Numa cinza tarde de outono o caramujo Vladislauro, ou simplesmente Vlad, fartou-se de sua vazia existência e decidiu deixar o brejo onde habitava.
Encheu sua concha de dúvidas, sobretudo de esperanças, e aguardou sua amiga Aza Léia, uma marreca que de vez em quando o visitava. Vlad foi seduzido pelas magníficas histórias que essa ave migratória lhe contava a respeito de pessoas e lugares que conheceu, mas interessou-se principalmente por certo fenômeno chamado amor, que segundo Aza Léia, era a única coisa que podia encher o vazio existencial. E lá se foi agarrado no dorso de Aza Léia em busca daquilo que poderia torná-lo pleno.
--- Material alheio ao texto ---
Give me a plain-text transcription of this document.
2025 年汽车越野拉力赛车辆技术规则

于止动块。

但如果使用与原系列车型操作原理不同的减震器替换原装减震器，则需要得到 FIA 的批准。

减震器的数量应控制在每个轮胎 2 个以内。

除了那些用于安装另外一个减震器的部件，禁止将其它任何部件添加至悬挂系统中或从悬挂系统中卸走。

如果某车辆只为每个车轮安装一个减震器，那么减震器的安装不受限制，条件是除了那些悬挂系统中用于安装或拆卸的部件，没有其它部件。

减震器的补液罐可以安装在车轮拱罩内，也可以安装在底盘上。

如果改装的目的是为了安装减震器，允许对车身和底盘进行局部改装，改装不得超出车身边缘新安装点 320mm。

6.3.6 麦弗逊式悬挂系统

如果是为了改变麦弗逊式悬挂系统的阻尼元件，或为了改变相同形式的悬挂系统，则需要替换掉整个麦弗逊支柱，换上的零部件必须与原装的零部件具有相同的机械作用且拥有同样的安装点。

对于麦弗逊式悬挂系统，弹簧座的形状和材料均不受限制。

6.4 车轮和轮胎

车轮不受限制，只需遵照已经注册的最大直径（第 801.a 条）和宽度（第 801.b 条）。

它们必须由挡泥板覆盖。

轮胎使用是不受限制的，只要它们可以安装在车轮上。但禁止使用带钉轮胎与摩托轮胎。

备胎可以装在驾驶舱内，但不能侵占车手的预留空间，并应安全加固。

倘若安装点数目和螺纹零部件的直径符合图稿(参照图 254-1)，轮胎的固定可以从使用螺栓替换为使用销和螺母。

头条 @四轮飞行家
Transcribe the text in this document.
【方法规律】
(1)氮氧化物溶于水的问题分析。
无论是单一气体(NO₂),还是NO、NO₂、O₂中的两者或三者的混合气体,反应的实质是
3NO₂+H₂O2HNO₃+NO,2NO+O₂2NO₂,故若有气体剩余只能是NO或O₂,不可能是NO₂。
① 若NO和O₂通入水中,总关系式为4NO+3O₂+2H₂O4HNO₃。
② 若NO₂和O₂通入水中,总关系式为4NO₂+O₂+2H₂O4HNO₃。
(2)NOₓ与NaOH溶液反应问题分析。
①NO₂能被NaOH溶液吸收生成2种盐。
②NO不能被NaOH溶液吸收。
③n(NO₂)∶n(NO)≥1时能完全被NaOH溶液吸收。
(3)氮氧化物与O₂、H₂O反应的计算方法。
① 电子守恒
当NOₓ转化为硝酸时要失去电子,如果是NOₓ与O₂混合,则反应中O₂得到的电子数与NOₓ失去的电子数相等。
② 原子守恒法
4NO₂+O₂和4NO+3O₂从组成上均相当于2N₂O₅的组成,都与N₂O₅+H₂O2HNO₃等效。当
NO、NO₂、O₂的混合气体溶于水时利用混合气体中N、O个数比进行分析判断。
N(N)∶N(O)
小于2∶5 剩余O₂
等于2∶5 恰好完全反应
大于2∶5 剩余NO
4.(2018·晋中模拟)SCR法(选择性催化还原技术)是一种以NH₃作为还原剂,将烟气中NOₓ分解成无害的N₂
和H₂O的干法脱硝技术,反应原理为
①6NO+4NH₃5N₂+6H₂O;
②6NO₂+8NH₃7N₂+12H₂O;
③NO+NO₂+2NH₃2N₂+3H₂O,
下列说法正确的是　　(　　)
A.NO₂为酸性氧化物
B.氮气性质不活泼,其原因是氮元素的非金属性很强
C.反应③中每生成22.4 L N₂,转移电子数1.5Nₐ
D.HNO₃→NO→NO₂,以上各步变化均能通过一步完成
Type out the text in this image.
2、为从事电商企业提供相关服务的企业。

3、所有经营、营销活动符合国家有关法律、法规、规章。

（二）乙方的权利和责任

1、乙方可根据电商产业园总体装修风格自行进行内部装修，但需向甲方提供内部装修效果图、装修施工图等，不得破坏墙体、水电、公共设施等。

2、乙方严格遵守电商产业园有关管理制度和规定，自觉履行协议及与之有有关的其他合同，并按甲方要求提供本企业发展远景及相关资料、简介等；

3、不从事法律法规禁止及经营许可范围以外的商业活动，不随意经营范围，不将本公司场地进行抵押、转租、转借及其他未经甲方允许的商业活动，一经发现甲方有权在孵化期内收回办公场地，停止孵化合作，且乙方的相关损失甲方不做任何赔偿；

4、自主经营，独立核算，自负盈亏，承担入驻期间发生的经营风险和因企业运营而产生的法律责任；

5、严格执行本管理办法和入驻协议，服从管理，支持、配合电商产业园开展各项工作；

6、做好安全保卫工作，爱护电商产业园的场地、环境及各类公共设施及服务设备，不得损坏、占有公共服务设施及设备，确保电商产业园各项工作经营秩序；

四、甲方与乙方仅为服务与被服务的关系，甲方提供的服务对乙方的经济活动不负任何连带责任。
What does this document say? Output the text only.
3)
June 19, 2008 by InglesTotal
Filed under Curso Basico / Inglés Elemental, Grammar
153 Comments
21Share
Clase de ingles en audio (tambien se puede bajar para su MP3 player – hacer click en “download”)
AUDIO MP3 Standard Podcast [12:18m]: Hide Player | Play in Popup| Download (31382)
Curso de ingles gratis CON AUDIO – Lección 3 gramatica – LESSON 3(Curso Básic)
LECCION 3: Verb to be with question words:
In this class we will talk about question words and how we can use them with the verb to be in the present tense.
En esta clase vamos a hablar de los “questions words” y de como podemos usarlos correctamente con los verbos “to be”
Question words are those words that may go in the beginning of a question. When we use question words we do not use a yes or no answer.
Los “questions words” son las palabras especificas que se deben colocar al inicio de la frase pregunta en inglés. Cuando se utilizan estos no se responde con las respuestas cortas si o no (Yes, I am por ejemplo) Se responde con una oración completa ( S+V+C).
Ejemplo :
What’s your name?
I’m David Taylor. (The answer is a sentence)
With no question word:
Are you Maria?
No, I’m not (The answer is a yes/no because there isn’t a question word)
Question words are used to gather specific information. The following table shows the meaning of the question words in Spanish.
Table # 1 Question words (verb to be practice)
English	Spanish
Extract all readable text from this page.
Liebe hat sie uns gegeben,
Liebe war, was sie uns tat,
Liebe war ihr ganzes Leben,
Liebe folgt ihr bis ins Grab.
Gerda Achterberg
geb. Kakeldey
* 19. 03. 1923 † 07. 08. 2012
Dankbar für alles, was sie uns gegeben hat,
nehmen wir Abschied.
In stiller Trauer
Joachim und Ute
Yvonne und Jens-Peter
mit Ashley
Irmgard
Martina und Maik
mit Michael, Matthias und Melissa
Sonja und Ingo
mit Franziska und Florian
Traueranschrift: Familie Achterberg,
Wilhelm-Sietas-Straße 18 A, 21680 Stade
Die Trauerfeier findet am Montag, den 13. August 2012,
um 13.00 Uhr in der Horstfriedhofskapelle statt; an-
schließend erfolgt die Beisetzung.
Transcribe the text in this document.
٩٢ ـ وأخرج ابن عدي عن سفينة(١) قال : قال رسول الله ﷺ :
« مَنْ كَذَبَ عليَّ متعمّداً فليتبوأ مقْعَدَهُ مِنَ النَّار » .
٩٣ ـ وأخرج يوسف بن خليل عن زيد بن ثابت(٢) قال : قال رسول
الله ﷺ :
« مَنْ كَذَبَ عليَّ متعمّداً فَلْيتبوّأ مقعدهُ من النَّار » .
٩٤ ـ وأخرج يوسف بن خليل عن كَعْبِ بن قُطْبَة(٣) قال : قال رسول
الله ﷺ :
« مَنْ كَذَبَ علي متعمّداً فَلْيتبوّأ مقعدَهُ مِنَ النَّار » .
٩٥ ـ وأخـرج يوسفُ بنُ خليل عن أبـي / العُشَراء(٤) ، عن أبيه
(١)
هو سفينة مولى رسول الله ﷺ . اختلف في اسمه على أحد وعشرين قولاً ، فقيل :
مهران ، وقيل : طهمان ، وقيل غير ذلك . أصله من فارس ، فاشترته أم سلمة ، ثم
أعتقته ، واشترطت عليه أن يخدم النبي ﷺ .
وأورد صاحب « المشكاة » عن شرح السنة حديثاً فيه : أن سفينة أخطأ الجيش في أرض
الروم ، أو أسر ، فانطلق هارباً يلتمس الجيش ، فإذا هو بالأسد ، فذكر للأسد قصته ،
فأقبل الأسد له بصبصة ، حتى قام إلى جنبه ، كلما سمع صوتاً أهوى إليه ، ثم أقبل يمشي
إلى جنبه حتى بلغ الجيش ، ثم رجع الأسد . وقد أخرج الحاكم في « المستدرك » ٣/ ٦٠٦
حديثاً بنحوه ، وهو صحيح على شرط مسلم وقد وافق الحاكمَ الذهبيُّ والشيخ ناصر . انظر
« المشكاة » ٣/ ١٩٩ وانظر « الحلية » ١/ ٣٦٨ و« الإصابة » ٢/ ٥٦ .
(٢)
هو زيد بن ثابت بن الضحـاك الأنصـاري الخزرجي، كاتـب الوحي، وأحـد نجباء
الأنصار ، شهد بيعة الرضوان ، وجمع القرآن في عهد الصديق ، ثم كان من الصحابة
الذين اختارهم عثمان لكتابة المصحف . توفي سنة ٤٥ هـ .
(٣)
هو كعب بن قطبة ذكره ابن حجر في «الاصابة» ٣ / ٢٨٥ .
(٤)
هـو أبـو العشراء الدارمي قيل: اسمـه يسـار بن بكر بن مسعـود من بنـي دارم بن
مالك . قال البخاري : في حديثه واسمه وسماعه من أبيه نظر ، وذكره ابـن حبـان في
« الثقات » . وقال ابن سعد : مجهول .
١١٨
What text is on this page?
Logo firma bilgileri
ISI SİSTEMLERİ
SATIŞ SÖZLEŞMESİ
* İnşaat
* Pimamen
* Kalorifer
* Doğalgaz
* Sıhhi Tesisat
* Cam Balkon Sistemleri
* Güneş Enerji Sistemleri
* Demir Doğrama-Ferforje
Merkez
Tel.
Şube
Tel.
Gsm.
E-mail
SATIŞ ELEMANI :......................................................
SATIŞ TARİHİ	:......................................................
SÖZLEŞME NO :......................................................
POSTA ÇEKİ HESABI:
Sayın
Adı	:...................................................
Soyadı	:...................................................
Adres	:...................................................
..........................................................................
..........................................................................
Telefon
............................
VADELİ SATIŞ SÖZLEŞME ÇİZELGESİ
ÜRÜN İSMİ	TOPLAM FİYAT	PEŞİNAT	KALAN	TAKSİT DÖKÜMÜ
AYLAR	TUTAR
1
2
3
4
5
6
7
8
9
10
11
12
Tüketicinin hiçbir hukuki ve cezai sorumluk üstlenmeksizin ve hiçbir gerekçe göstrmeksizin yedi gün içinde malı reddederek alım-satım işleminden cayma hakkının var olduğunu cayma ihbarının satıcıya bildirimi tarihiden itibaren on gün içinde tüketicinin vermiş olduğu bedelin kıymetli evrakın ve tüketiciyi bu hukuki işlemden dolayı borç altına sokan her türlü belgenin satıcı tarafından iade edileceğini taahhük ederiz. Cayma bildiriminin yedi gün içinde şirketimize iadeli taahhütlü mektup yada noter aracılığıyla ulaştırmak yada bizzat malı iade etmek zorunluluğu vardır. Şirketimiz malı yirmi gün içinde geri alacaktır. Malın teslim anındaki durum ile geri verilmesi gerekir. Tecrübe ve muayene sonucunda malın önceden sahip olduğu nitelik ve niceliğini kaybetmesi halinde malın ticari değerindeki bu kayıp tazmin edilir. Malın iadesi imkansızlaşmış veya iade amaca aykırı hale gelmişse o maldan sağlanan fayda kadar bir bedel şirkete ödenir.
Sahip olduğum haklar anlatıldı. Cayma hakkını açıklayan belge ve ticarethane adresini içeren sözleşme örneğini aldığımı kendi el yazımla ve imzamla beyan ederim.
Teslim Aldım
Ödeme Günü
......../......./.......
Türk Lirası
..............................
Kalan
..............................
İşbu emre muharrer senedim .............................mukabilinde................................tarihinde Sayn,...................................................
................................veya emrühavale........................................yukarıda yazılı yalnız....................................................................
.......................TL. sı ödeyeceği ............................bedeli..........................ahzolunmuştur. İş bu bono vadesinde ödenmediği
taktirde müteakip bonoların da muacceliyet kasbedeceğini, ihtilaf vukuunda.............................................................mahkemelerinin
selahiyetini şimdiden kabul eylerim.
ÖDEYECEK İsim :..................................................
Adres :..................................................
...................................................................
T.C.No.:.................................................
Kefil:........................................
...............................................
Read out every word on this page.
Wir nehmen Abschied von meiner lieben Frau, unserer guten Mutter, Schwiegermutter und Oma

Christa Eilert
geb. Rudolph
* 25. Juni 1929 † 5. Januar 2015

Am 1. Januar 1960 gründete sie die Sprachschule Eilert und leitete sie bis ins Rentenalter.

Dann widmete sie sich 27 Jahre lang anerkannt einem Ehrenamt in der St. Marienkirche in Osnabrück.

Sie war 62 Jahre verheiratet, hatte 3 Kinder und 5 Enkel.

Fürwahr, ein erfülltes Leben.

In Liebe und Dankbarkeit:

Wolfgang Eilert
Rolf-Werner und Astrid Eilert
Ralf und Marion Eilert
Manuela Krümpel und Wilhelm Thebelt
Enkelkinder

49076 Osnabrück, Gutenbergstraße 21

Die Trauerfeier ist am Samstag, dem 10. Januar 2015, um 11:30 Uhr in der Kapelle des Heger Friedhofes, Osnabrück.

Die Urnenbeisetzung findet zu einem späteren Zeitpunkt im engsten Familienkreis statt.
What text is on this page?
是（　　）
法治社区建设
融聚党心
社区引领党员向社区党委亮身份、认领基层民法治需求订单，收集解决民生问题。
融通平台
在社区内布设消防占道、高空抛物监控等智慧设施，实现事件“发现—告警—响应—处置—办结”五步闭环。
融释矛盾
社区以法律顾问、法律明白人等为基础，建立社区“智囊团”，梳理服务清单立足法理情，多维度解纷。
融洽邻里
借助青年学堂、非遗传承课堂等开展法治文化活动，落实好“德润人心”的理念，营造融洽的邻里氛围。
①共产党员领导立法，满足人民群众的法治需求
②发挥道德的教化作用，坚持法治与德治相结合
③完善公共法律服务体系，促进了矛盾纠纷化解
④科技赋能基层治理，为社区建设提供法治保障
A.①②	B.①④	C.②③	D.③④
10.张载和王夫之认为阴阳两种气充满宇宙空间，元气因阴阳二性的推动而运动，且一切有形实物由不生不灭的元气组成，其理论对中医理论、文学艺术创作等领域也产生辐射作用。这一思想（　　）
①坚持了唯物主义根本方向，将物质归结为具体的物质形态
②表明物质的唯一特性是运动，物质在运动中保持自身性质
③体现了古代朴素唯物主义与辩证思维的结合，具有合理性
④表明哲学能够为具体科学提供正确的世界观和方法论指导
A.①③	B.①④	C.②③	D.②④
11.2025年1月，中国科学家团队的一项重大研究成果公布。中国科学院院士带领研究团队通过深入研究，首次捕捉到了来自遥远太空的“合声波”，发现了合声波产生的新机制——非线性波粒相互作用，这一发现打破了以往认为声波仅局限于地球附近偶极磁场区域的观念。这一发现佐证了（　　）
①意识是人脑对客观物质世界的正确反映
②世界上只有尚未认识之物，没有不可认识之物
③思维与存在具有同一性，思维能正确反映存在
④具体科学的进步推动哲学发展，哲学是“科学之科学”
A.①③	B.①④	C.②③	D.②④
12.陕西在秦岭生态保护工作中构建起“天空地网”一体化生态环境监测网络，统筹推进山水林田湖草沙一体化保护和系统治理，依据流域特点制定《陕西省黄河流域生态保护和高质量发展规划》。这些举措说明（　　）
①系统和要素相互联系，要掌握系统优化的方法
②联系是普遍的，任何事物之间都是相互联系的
[…] interessou-se principalmente por certo fenômeno chamado amor […]
Ao sobrevoarem a cidade ele ouviu ao longe alguém cantando: “Eu te amo, meu amor, eu te amo, meu amoooooor…”. Vladislauro então pediu a Aza Léia que fizesse uma escala num imenso pé de Jerivá que ficava bem em frente a janela do apartamento onde um papagaio com o tornozelo preso a uma corrente fazia estripulias vocais. Vlad exultante falou: – Poxa… Foi mais fácil que imaginei alcançar meu objetivo, pois com certeza o “loro” sabe do assunto!
No entanto, foi interrompido por um esquilo que estava num galho acima: Balela, balela, ele só está repetindo um hit que toca diariamente no rádio, na realidade ele é um ingrato que belisca o dedo de quem vem lhe alimentar!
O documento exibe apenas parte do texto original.